Norton's production on the "Gigantic" single added a new level of finesse to the band's sound without killing any of its essential rawness. He pushed the vocals higher in the mix, tautened the arrangements, and made a generally cleaner recording, with each instrument coming through sharp and distinct. Norton also made a caveman-striking-fire discovery in the rhythm section. The bass, steadied and made more trebly, gave the tracks a danceabl
e bounce, something more akin to the Cure than Husker Du. The new versions of "Gigantic" and "River Euphrates" were released on a 12 inch single by 4AD that August. Two live tracks from the Town and Country Club, the last night of the tour, were used as B-sides, "Vamos" and "In Heaven (Lady in the Radiator Song)."

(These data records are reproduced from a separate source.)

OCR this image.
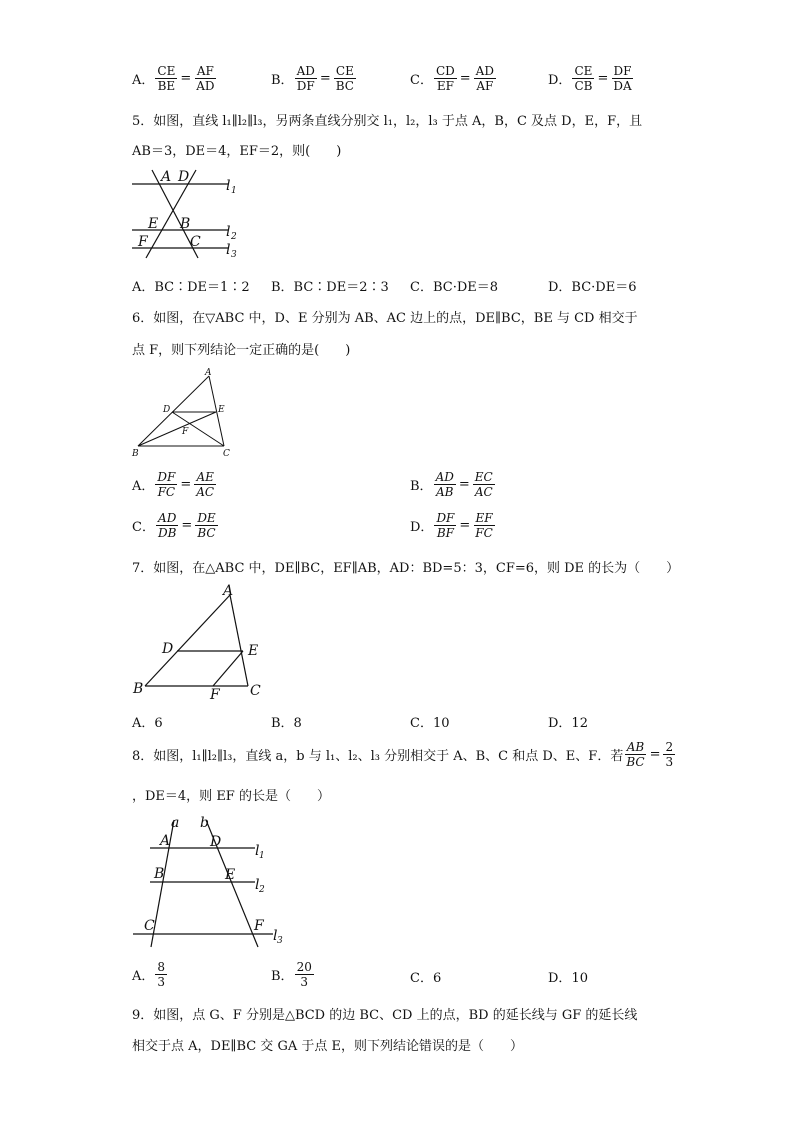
A． $\frac{CE}{BE} = \frac{AF}{AD}$	B． $\frac{AD}{DF} = \frac{CE}{BC}$	C． $\frac{CD}{EF} = \frac{AD}{AF}$	D． $\frac{CE}{CB} = \frac{DF}{DA}$
5．如图，直线 l₁∥l₂∥l₃，另两条直线分别交 l₁，l₂，l₃ 于点 A，B，C 及点 D，E，F，且
AB＝3，DE＝4，EF＝2，则(　　)
A D
E B
F	C
l 1
l 2
l 3
A．BC∶DE＝1∶2 B．BC∶DE＝2∶3 C．BC·DE＝8	D．BC·DE＝6
6．如图，在▽ABC 中，D、E 分别为 AB、AC 边上的点，DE∥BC，BE 与 CD 相交于
点 F，则下列结论一定正确的是(　　)
A
D	E
F
B	C
A． $\frac{DF}{FC} = \frac{AE}{AC}$	B． $\frac{AD}{AB} = \frac{EC}{AC}$
C． $\frac{AD}{DB} = \frac{DE}{BC}$	D． $\frac{DF}{BF} = \frac{EF}{FC}$
7．如图，在△ABC 中，DE∥BC，EF∥AB，AD：BD=5：3，CF=6，则 DE 的长为（　　）
A
D	E
B	F C
A．6	B．8	C．10	D．12
8．如图，l₁∥l₂∥l₃，直线 a，b 与 l₁、l₂、l₃ 分别相交于 A、B、C 和点 D、E、F．若 $\frac{AB}{BC} = \frac{2}{3}$
，DE＝4，则 EF 的长是（　　）
a b
A	D
B	E
C	F
l 1
l 2
l 3
A． $\frac{8}{3}$	B． $\frac{20}{3}$	C．6	D．10
9．如图，点 G、F 分别是△BCD 的边 BC、CD 上的点，BD 的延长线与 GF 的延长线
相交于点 A，DE∥BC 交 GA 于点 E，则下列结论错误的是（　　）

The new recordings made enough of an impression on the band and the label that when it came time to get a producer for the next album, Norton was one of only two names considered. The other was Ed Stasium, who had recorded the Ramones and Julian Cope and had a recent hit with Living Colour's Vivid. Stasium had also just worked on Soul Asylum's Hang Time with another of the Pixies' producers-not-taken: Lenny Kaye, guitarist for Patti Smith and compiler of the legendary Nuggets album. Kaye says he had the chance to record the Pixies in late 1987-Surfer Rosa era -but passed on it cuz the band just seemed a little too brand-new. "The Pixies were in such a nascent stage," he says. "Sometimes you don't want to produce a band, don't want to make them grow in a certain way they can't grow into." To choose a producer for what would become Doolittle, the Pixies' manager, Ken Goes, approached the band in its rehearsal space one day and offered two names, Stasium and Norton. The former's style was muscular and American, leaning toward metal; the latter's, light, precise, and undeniably British. Thompson shrugged. Up to you. Watts-Russell was keen on Norton, and everybody else liked him too, so that was that. Stasium was never approached.

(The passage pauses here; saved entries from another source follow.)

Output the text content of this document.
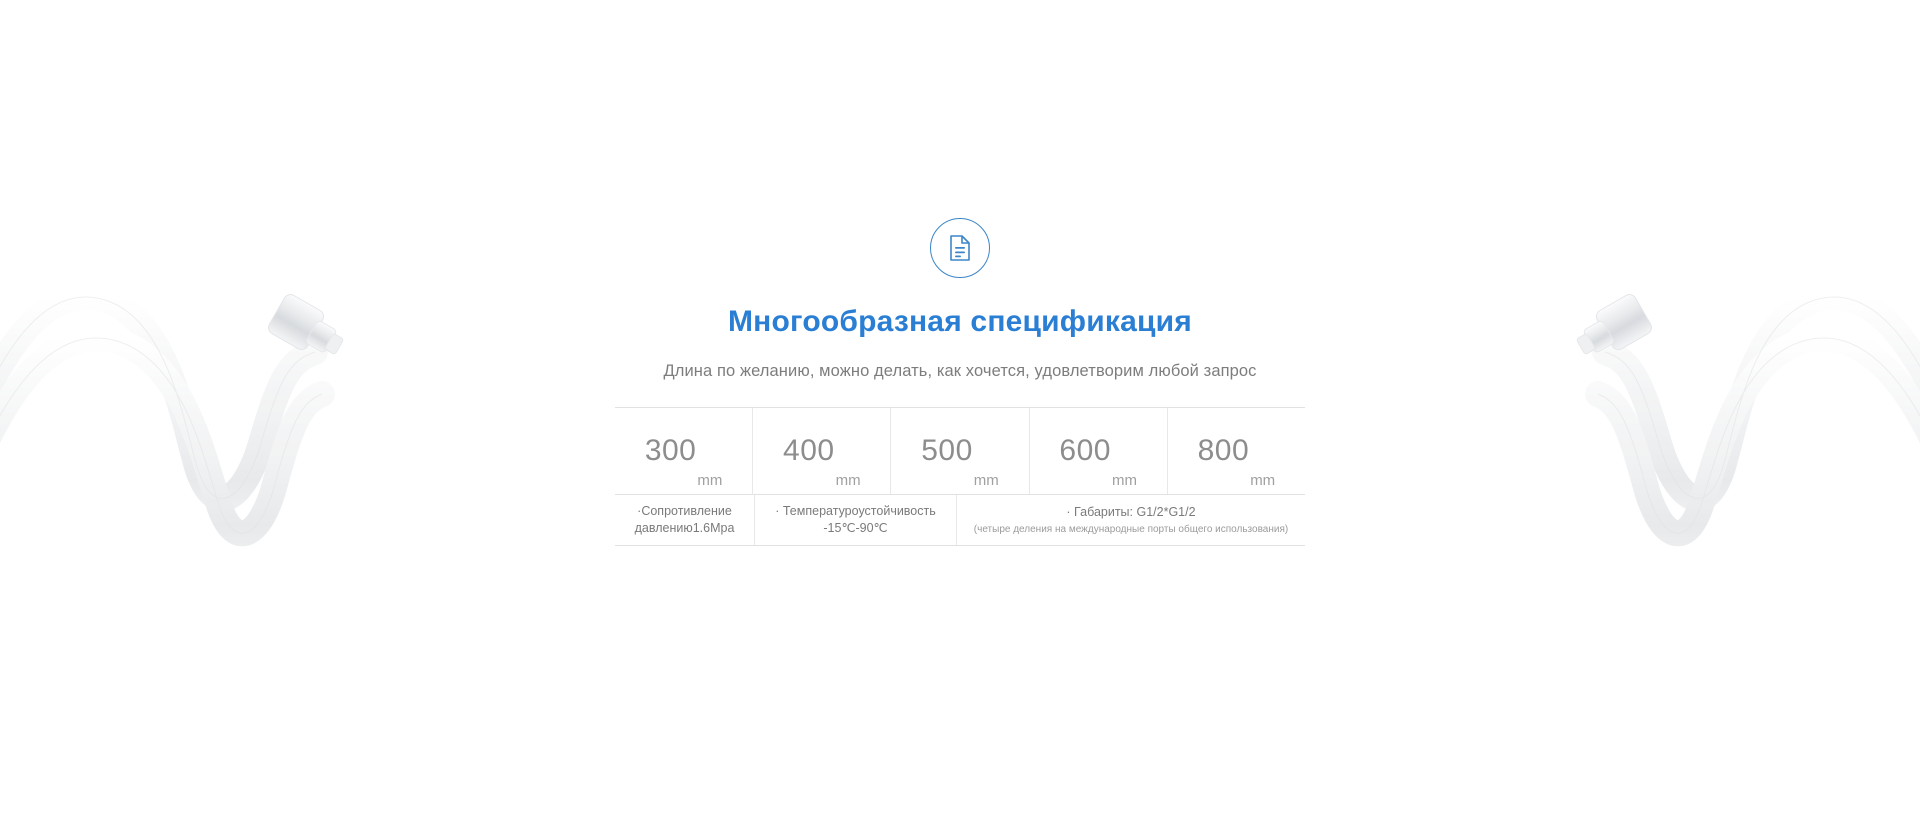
Многообразная спецификация

Длина по желанию, можно делать, как хочется, удовлетворим любой запрос

300
mm
400
mm
500
mm
600
mm
800
mm
·Сопротивление давлению1.6Mpa
· Температуроустойчивость -15℃-90℃
· Габариты: G1/2*G1/2
(четыре деления на международные порты общего использования)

Arriving in Boston in mid-October 1988, Norton began sorting through the band's various demos, and summoned Thompson to his temporary apartment to go over the material. They spent a couple of days playing the songs on acoustic guitar, tweaking them here and there. Norton, in song-doctor mode, had one recurring request: that the songs be longer. "He always had really good bits," Norton says. "They were really short, minute-and-a-half songs. Bangbang-bang, verse-chorus, over, done." So he attempted to persuade his client to add a verse here and there, do this part twice, add some middle eights. But Thompson was reluctant to make any alterations, due as much to his pride as his short attention span. "He was like, `Why do that? I'm going to get bored if I do that,"' Norton says.